Yine hiçbir şey söylemedi, beni izlemeye devam etti. Dakikalardır üzerine yapışan ruhsuzluğu, adım adım uzaklaşmaya başlamış gibiydi. Sakindi ama gereğinden çok daha fazla sakindi; öfkelenmeliydi belki de kendini suçlamalıydı ya da küfürler savurmalıydı ama bu şekilde olmamalıydı. Ona karşı şu anda ne hissettiğimi bilmiyordum, kırgın ya da kızgın olabilirdim fakat gözlerine baktığım zaman kendi duygularımı hiç edebiliyordum.

"Yankı," dedim peçeteyi aşağı indirerek. "Nasılsın?" Omzunu indirip kaldırdı, gözlerimin içine bakmaya devam etti; sanki bana bakıyordu ama bakmasının nedeni sığınmaktı. "Yorgun görünüyorsun," diye mırıldandım. "Hemen eve gitmek ister misin?"

"Çok yorgunum," çıktı dudaklarından. Bu sanki her anlamda bir yorgunluktu. "Her şey dağılmış gibi hissediyorum, parçaları toplayamıyorum. Bugün olanların tek sorumlusu bendim, kendi savaşıma kardeşlerimin canı da dahil oldu. Kurtulmak istiyorum ama kurtulamıyorum, nefes almak istiyorum ama alamıyorum. Şu an kendimi o odanın içinde, o bombayla patlamış gibi hissediyorum." Son cümleden sonra gözlerini kapattı. "Ya da o bombayla beraber patlamış olmayı diliyorum."

"Ne?" dediğimde kaynar bir suyu içmişim gibi boğazım yandı. "Ne saçmalıyorsun?"

"Sadece yoruldum." Hiç ummadığım anda geriye doğru bir adım attı ve yere oturdu sonra başını iki yana salladı. "Dağılanları nasıl toplayacağımı bilmiyorum, sırtım Helin, sırtım. Kamburum artık canımı acıtıyor."

Ben de yanına dizimin üzerine çöktüm ve yutkundum. "Bütün yükler omuzlarında," diye mırıldandım. "Ama bak ben buradayım. Senin yüklerinden bazılarını benim sırtıma koyabilirsin, bunu yapabilirsin."

"Senden bunu istemiyorum," dediğinde gerçekten bitkindi. "Senden başka bir şey isteyeceğim ve daha önce kimseden istemedim. Belki çok bencilce, belki çok saçma ama ilk defa nasıl hissettireceğini merak ediyorum."

"Sana iyi gelecek bir şeyse," dediğimde ellerimden geleni her şeyi yapmak istiyordum. "Hemen yaparım."

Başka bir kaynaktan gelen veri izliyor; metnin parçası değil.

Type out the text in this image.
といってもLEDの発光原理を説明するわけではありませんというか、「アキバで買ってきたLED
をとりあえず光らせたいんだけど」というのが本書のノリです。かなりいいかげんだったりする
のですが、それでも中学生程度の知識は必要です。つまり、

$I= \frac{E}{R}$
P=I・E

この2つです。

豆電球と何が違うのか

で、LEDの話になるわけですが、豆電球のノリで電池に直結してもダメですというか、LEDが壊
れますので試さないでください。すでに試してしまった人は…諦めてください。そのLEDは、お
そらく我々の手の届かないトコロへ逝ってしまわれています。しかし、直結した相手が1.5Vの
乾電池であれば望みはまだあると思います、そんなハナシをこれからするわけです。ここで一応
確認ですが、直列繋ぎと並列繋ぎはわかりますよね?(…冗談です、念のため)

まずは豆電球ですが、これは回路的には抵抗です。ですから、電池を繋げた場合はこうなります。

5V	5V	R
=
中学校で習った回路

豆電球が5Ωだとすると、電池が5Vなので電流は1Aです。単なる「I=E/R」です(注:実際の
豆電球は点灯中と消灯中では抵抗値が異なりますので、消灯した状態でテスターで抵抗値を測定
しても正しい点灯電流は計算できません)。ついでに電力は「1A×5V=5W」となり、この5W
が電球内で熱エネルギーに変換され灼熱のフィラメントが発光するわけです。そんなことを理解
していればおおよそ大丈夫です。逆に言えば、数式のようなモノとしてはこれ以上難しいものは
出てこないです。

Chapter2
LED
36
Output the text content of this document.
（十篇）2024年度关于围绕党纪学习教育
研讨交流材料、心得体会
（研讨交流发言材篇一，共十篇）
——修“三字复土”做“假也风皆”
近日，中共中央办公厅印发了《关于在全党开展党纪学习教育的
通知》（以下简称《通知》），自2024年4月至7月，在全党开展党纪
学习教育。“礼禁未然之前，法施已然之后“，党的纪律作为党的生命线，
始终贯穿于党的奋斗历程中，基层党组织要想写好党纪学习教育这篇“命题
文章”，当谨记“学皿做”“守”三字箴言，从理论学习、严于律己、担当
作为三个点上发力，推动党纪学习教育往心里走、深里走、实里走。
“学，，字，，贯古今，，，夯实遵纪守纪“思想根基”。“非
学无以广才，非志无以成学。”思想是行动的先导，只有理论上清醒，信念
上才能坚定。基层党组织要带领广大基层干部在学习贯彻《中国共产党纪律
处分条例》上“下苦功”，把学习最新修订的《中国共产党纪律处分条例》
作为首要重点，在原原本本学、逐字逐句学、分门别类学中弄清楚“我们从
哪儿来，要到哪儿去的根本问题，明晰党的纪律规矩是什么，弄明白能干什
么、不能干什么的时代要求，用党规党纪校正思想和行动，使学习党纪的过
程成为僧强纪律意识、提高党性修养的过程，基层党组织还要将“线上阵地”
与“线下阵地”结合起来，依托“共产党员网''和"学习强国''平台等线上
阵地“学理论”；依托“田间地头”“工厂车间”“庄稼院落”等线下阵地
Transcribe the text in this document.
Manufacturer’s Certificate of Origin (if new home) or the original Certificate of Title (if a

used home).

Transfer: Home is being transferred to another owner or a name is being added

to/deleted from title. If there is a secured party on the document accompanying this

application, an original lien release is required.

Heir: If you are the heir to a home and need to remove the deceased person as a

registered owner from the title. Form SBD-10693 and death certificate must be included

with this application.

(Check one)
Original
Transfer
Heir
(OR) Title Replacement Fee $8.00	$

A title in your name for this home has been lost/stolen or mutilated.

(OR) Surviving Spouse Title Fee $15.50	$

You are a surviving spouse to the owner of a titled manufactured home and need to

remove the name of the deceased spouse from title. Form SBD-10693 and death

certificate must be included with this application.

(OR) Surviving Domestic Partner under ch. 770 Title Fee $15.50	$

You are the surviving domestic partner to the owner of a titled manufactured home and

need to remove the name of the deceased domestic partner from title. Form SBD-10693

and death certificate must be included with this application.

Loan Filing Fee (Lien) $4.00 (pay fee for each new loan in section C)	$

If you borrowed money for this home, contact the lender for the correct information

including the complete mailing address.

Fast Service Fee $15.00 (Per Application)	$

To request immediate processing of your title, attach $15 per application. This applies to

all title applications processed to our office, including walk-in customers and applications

"Çok büyük bir şey," dediğinde gülümsedi. "Benim için. Belki de çok farklı. Sadece..."

"Yankı," dedim solgun bir sesle. "Söyle, gitsin. Ne istersen, anladın mı? Ne istersen."

Gözlerini bana çevirdi, tamamen o ruhsuzluğu silindi, gardını tamamen indiriyormuş gibi "Helin," dedi. "Benim bir yuvanın sıcaklığına ihtiyacım var şu an." Küçük bir erkek çocuğu konuştu sanki. "Sarılsana bana."

Donakaldım, öylece baktım. Derin bir nefes aldım sonra verdim ve onu kendime çekip sarıldığımda başını göğüs kafesime yasladım, parmaklarım saçlarına tutundu. Kollarım geniş omuzlarını sararken olabildiğince sıkı sarıldım ona, olabildiğince kendime hapsetmek istedim.

"Ben bir yuva olamayacak kadar soğuğum Yankı," dedim titreyen bir sesle. "Sana istediğini veremem." Bunu söyler söylemez o da kollarını belime doladı ve derin bir nefes çekti sonra öyle sıkı sarıldı ki nefes bile alamayacağımı hissettim; güçlü kolları beni kendisine hapsetti.

Çenesini omzuma koydu sonra omzuma öpücük kondurdu. "Başkalarına soğuk, bana sıcaksın," dedi. "Sen benim Yuva’msın."